Twist in TikTok star’s DV battle

Rapper and TikTok influencer Amarni Skaf has faced court after being accused of assaulting her sister in an argument.

Police have been forced to drop a domestic violence charge against Sydney rapper and TikTok influencer Amarni Skaf after the alleged victim, her sister, refused to turn up to court.

A hearing set down for Monday at Hornsby Local Court was abandoned after it was revealed Aisha Skaf had ignored a police-issued subpoena to give evidence against the musician.

Armani Skaf, 23, had faced one count of common assault stemming from an argument with her sibling on March 21 last year.

She pleaded not guilty at a previous court appearance and once labelled the allegations “disgusting” in a clip posted to her followers on social media.

Known for her racy posts and designer outfits, Armani Skaf has amassed more than 400,000 followers across her social accounts, and her tracks gained 1.1m streams on music service Spotify in 2020.

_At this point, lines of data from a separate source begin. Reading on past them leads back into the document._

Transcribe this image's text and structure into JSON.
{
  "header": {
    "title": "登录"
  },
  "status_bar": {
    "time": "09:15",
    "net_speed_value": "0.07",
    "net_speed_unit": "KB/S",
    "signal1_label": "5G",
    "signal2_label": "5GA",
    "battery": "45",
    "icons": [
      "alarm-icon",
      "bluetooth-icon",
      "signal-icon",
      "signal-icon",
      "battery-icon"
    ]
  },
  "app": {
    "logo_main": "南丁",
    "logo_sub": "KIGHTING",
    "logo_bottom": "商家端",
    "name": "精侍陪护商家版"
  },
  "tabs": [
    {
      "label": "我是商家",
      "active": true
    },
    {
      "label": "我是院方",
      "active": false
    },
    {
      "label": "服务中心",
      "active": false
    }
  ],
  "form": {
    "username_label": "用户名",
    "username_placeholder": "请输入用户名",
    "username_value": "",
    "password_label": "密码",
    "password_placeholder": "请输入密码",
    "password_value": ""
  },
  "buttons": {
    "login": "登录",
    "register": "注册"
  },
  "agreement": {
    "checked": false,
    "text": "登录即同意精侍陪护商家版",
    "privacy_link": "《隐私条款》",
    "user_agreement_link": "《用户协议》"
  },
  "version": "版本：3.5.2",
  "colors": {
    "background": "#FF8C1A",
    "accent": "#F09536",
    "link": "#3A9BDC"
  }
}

This week she posted a brief video to Instagram of her arrival at court, wearing all black and clutching a coffee cup.

The court was told the rapper, singer and hip-hop dancer had allegedly shoved her sister’s mobile phone into Aisha’s face while she was filming an argument between the pair.

Aisha Skaf told police following the incident that she would not be giving evidence in court and didn’t respond when prosecutors ordered her to attend the hearing via a subpoena, the court was told.

Sergeant Nicole Peacock applied for the hearing to be adjourned to give police more time to convince the complainant to testify against her Insta-famous sister.

Officers had tried to contact Aisha on multiple occasions to ask why she refused to appear as a witness to no success, Sergeant Peacock said.

Magistrate Louise McManus rejected the application. saying she believed police had already done “everything they can” and there was “little likelihood or no likelihood the witness is going to attend court”.

Ms McManus said given the alleged assault was at the lower end of seriousness, and court proceedings had already stretched for more than a year, she was not going to push back the hearing.

“It’s not for a witness to ignore a subpoena,” Ms McManus said.

“Given the less serious nature of the offence and the clear view of the witness … the application for adjournment is refused.”

Following the decision Sergeant Peacock asked to withdraw the common assault charge and an AVO against Amarni Skaf on behalf of Amanda Cook. Ms McManus dismissed both matters.

The court was told that Amarni Skaf no longer lived with her sister and had consented to a six-month AVO preventing her from assaulting or intimidating her sibling or damaging any of her property, without making an admission.

The artist attended court with her father and sat outside for most of the proceedings.

She was called in for Ms McManus to explain the charge and hearing were being dropped before swiftly leaving the building.

The rapper was warned she could face serious consequences, including jail time, if she breached the AVO protecting her sister.